LiteLLM and Open WebUI
LiteLLM is a central API gateway: one OpenAI-compatible endpoint that routes to local and cloud backends, with fallback and routing strategies. Use Docker Compose + PostgreSQL for keys, rate limits, and cost tracking. Point clients (e.g. Open WebUI) at the LiteLLM port; the UI then sees all configured models in one place.
Hardware tips: VRAM and MoE
For big MoE models (e.g. Qwen3-Coder-30B-A3B) on 16 GB VRAM:
- KV cache: Asymmetric quantization helps: Key cache q8_0, Value cache q4_0 keeps perplexity good while cutting VRAM (e.g.
--cache-type-k q8_0 --cache-type-v q4_0). - Layer offload: Use regex to offload only FFN expert layers to CPU (e.g.
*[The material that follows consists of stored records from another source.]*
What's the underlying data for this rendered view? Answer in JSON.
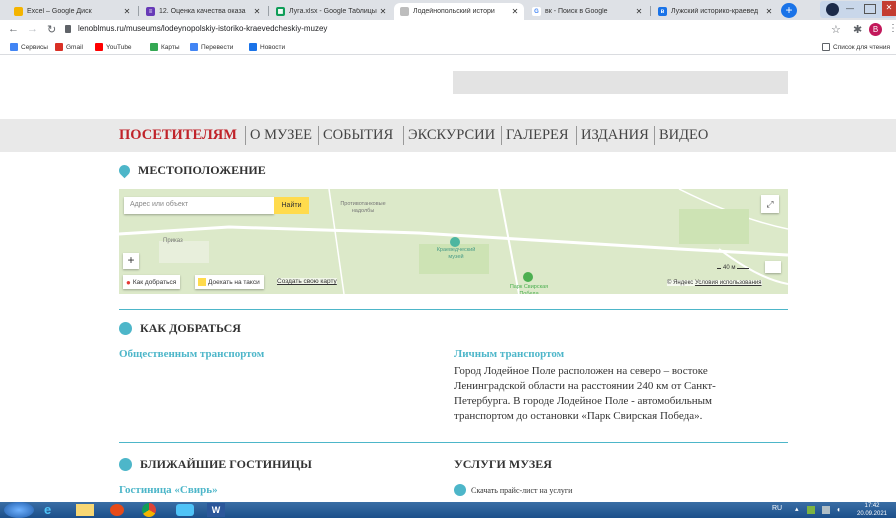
{
  "tabs": [
    {
      "title": "Excel – Google Диск",
      "color": "#f4b400"
    },
    {
      "title": "12. Оценка качества оказа",
      "color": "#673ab7"
    },
    {
      "title": "Луга.xlsx - Google Таблицы",
      "color": "#0f9d58"
    },
    {
      "title": "Лодейнопольский истори",
      "color": "#bdbdbd"
    },
    {
      "title": "вк - Поиск в Google",
      "color": "#4285f4"
    },
    {
      "title": "Лужский историко-краевед",
      "color": "#1a73e8"
    }
  ],
  "address_bar": {
    "url": "lenoblmus.ru/museums/lodeynopolskiy-istoriko-kraevedcheskiy-muzey"
  },
  "bookmarks": [
    {
      "label": "Сервисы",
      "color": "#4285f4"
    },
    {
      "label": "Gmail",
      "color": "#d93025"
    },
    {
      "label": "YouTube",
      "color": "#ff0000"
    },
    {
      "label": "Карты",
      "color": "#34a853"
    },
    {
      "label": "Перевести",
      "color": "#4285f4"
    },
    {
      "label": "Новости",
      "color": "#1a73e8"
    }
  ],
  "reading_list": "Список для чтения",
  "nav": {
    "items": [
      "ПОСЕТИТЕЛЯМ",
      "О МУЗЕЕ",
      "СОБЫТИЯ",
      "ЭКСКУРСИИ",
      "ГАЛЕРЕЯ",
      "ИЗДАНИЯ",
      "ВИДЕО"
    ],
    "active_color": "#c0232a"
  },
  "location": {
    "heading": "МЕСТОПОЛОЖЕНИЕ",
    "map": {
      "search_placeholder": "Адрес или объект",
      "search_button": "Найти",
      "labels": {
        "nadolby": "Противотанковые надолбы",
        "prikaz": "Приказ",
        "museum": "Краеведческий музей",
        "park": "Парк Свирская Победа"
      },
      "route_button": "Как добраться",
      "taxi_button": "Доехать на такси",
      "create_map": "Создать свою карту",
      "scale": "40 м",
      "copyright": "© Яндекс",
      "terms": "Условия использования",
      "zoom_in": "+"
    }
  },
  "directions": {
    "heading": "КАК ДОБРАТЬСЯ",
    "public_transport": "Общественным транспортом",
    "private_transport": "Личным транспортом",
    "private_text": "Город Лодейное Поле расположен на северо – востоке Ленинградской области на расстоянии 240 км от Санкт-Петербурга. В городе Лодейное Поле - автомобильным транспортом до остановки «Парк Свирская Победа»."
  },
  "hotels": {
    "heading": "БЛИЖАЙШИЕ ГОСТИНИЦЫ",
    "first": "Гостиница «Свирь»"
  },
  "services": {
    "heading": "УСЛУГИ МУЗЕЯ",
    "price_link": "Скачать прайс-лист на услуги"
  },
  "taskbar": {
    "lang": "RU",
    "time": "17:42",
    "date": "20.09.2021"
  },
  "accent": "#4db6c9"
}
blk\.(1[6-9]|[2-4][0-9])\.ffn_.*._=CPU) so attention stays on GPU. - RAM/BCLK: On AMD (AM4/AM5), align Fabric Clock with Memory Clock 1:1 for better CPU↔GPU transfer.
- Micro-batching:
--flash-attn,--ubatch-size 512,--batch-size 512can balance ingestion speed and VRAM on 16 GB.
Linux + NVIDIA edge cases
- Idle power: After unloading models, the GPU can stay in a high power state (50–80 W). Enabling the NVIDIA Persistence Daemon often fixes it (driver then drops to ~9 W idle). Disable Secure Boot if the daemon fails to init (RmInitAdapter / Xid 62).
- HW Power Brake: On some mobile/workstation GPUs, heavy load triggers a throttle (SM clocks stuck at 300–500 MHz). Set a software power limit slightly below TDP (e.g. via nvidia-smi) and optionally lock clocks (
-lgc) to avoid spikes that trigger the brake.